Even Tinder has a rating algorithm which is used to rank users. Every time you swipe right or left, you impact the rating of that person. Although this concept of digitized reputation is not new (credit rating, job rating, academic rating have been with us for quite some time name a few), it did not impact our daily lives like it does these days. Where ever we are, this reputation trail follows us and is a major determining factor of our nature of interaction with the services we need. This decentralized, bottom up approach has proved to be more transparent and more efficient than our institutions have ever been. We trust these applications more because they invariably put the trust back in our hands.
So where are we headed?
Is there a future where each of us have a trust dashboard where we can see each other’s rating like we see someone’s followers on Twitter or Instagram?
Are we heading towards an era where a number beside our names determines what kind of food we can have or what kind of house we can buy?
Maybe this sounds far fetched, but it may not. Last year an app named Peeple, a reputation application, created quite a stir when it was released. Users of the app can create and share profiles, let others review or comment on it and leave recommendations. An interesting aspect of the app in “The Truth License”, where in you can pay to see negative reviews about someone. As a result the founders faced quite a backlash and later watered down the application.A less controversial alternative is Credport, a berlin based start-up which uses information from various social media platform and online marketplaces about an individual to create a profile which can then be used to interact with people online. This is not only restricted to the private sector as China is pushing for the “Social Credit System”, where each and every citizen will be given a score based on government data regarding their economic and social status. This score will apparently change based on the individual’s daily activities and will affect what kind of services and freedoms will they be entitled to. A third party system is already in development by the Alibaba Group, named the “Sesame Credit”. If anyone wants to see how that kind of world will be like, they can have a look at episode “Nosedive” from Black Mirror (an amazing series by the way). It is probably one of the best interpretations of to what extent people can go to get a good social score.
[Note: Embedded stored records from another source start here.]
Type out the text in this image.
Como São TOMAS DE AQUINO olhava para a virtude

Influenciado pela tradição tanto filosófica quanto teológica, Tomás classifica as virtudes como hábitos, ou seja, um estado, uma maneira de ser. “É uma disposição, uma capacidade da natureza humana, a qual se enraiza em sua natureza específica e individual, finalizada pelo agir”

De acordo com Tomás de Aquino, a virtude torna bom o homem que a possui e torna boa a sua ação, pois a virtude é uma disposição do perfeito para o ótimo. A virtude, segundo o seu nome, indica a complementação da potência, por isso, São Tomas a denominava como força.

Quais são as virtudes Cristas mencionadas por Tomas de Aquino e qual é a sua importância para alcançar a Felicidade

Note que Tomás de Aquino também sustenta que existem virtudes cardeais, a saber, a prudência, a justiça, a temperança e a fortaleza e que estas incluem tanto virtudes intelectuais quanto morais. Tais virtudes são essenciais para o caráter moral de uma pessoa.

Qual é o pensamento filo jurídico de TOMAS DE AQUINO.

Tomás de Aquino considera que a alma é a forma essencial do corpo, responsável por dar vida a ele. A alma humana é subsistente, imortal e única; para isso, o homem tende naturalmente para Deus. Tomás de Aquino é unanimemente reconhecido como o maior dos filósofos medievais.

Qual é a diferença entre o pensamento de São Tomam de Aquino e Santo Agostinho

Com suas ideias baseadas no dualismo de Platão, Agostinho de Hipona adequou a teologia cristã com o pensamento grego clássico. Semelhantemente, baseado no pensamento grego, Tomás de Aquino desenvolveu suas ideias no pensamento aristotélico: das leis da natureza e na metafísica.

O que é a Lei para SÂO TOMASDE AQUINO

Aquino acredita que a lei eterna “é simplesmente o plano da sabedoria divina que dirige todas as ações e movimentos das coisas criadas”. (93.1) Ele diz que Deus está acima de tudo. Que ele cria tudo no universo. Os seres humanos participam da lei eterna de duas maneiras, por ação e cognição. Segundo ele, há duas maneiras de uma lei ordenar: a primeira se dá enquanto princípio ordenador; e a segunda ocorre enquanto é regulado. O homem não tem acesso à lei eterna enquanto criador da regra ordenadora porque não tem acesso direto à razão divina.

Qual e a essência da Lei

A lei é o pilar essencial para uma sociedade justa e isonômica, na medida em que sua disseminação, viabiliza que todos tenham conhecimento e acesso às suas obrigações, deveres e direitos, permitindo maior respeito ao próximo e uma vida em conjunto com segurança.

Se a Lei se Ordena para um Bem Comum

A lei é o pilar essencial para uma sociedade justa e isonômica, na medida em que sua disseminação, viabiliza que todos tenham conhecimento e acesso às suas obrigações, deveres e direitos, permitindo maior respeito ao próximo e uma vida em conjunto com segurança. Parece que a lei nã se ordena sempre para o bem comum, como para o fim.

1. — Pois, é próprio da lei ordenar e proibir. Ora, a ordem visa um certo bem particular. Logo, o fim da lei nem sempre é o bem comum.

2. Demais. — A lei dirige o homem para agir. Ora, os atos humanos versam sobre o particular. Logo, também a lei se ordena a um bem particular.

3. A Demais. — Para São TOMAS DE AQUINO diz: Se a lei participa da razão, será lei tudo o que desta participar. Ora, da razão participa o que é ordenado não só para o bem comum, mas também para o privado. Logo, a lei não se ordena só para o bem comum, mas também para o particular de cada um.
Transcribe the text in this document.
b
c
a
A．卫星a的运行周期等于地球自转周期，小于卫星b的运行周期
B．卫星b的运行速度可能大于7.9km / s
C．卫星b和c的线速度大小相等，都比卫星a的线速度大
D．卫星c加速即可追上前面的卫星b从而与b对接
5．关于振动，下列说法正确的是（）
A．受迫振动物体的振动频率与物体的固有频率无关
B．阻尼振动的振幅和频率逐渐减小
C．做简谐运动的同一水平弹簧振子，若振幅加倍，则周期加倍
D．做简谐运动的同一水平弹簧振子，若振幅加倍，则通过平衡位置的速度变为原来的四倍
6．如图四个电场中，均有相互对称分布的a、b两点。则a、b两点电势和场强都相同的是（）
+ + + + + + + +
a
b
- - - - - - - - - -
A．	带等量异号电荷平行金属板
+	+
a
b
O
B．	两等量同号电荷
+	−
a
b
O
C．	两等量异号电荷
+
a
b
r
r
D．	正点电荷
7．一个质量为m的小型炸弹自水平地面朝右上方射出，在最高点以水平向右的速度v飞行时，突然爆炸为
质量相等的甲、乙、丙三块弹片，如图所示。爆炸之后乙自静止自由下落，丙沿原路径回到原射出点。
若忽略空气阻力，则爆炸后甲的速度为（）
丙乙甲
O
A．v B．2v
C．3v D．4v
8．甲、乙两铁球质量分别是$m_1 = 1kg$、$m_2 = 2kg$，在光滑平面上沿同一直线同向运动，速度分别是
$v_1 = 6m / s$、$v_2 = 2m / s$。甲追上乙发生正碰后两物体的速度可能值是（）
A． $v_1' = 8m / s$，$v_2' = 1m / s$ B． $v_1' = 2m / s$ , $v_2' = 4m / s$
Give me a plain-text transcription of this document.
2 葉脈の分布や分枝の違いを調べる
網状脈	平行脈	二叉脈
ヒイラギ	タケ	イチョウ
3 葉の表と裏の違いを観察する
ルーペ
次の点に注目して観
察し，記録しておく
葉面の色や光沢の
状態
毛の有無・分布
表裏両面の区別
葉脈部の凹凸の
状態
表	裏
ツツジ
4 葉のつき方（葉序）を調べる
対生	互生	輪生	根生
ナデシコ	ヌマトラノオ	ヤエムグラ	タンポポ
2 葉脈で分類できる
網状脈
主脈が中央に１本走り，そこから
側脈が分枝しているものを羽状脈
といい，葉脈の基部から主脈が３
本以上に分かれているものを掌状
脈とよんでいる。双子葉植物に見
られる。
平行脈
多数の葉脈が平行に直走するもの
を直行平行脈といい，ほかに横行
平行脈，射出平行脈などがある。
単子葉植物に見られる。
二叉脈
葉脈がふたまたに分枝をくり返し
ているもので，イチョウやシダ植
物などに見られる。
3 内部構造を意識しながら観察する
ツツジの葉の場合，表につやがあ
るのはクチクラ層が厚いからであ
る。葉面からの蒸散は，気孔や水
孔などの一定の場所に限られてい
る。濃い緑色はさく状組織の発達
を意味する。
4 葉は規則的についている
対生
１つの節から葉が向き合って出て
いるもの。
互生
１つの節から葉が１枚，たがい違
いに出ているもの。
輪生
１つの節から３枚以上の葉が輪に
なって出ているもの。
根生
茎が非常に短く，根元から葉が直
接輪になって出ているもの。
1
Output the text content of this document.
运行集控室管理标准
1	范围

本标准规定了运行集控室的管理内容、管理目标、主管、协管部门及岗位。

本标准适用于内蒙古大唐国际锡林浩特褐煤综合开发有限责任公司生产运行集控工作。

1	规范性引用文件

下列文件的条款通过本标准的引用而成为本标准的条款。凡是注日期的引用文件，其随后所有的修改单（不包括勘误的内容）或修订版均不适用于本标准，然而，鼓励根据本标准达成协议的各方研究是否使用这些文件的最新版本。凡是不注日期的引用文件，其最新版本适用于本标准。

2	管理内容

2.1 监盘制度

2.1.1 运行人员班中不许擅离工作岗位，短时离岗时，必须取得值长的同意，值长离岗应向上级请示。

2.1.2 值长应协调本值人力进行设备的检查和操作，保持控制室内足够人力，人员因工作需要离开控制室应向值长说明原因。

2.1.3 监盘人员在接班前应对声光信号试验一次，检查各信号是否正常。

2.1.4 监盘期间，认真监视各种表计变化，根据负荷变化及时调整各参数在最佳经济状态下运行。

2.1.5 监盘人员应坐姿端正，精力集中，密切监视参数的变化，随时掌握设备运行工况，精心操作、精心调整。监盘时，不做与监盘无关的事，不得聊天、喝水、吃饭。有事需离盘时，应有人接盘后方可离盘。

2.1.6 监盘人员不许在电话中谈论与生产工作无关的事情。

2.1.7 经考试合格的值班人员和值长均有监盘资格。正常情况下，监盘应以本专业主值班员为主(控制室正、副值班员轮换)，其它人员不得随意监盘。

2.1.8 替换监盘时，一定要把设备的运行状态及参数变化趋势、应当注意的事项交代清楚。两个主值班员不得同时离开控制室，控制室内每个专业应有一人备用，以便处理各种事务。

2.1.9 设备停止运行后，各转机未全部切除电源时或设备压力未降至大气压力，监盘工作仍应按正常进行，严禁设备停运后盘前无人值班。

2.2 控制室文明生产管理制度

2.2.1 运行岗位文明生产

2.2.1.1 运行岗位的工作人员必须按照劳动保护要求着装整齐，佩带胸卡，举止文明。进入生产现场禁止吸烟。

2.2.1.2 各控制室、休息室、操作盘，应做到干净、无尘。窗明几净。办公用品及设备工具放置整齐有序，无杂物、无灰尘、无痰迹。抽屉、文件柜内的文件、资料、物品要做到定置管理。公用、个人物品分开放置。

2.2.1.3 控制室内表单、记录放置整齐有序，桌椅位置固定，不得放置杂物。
All this may seem overwhelming and scary, but I believe we are still far away from that dystopian future where things like these can be incorporated in our social structure. I say this because this model is not perfect and the whole rating/reputation architecture has a weak link which as it turns out, is its biggest requirement to function,the people. Any model like this need humans to make evaluations and we humans are very volatile creatures, as most of us don’t know when we are using our IQ or EQ to do something, leading to two problems, influence and losing objectivity. Suppose you went for a movie and despite it being a good one, you realize that it wasn’t a masterpiece and decide to rate it an 8 on 10 on IMDb. However when you are about to rate it you see a few reviews and observe that most people have given it a 9 or a 10. Seeing this you rate it a 9 as well (Maybe this is why Shawshank Redemption is on top). The point being, sometimes our opinions are not our own but are the ones influenced. This adulteration of views and perspectives may sometimes impact how we come to conclusions. Now suppose you were having a miserable day and were feeling pretty pissed. On your way back you rate your Uber driver a 3 for a normal ride, when you usually rate them a 4. Why then did you do that? Because you didn't think straight or thought from your emotional side and thereby lost the sense of being objective. I am not saying that this is always bound to happen, but merely implying that things like this can happen to any of us any time.
So what I trying to conclude is that despite having benefited from the leaps in technologies and to some extent having been made more accountable or more transparent, we need to know when we have flown high enough that our wings don’t melt. We may be blurring the line between strangers and acquaintances, but at the same time we need to define one between convenience and nuisance.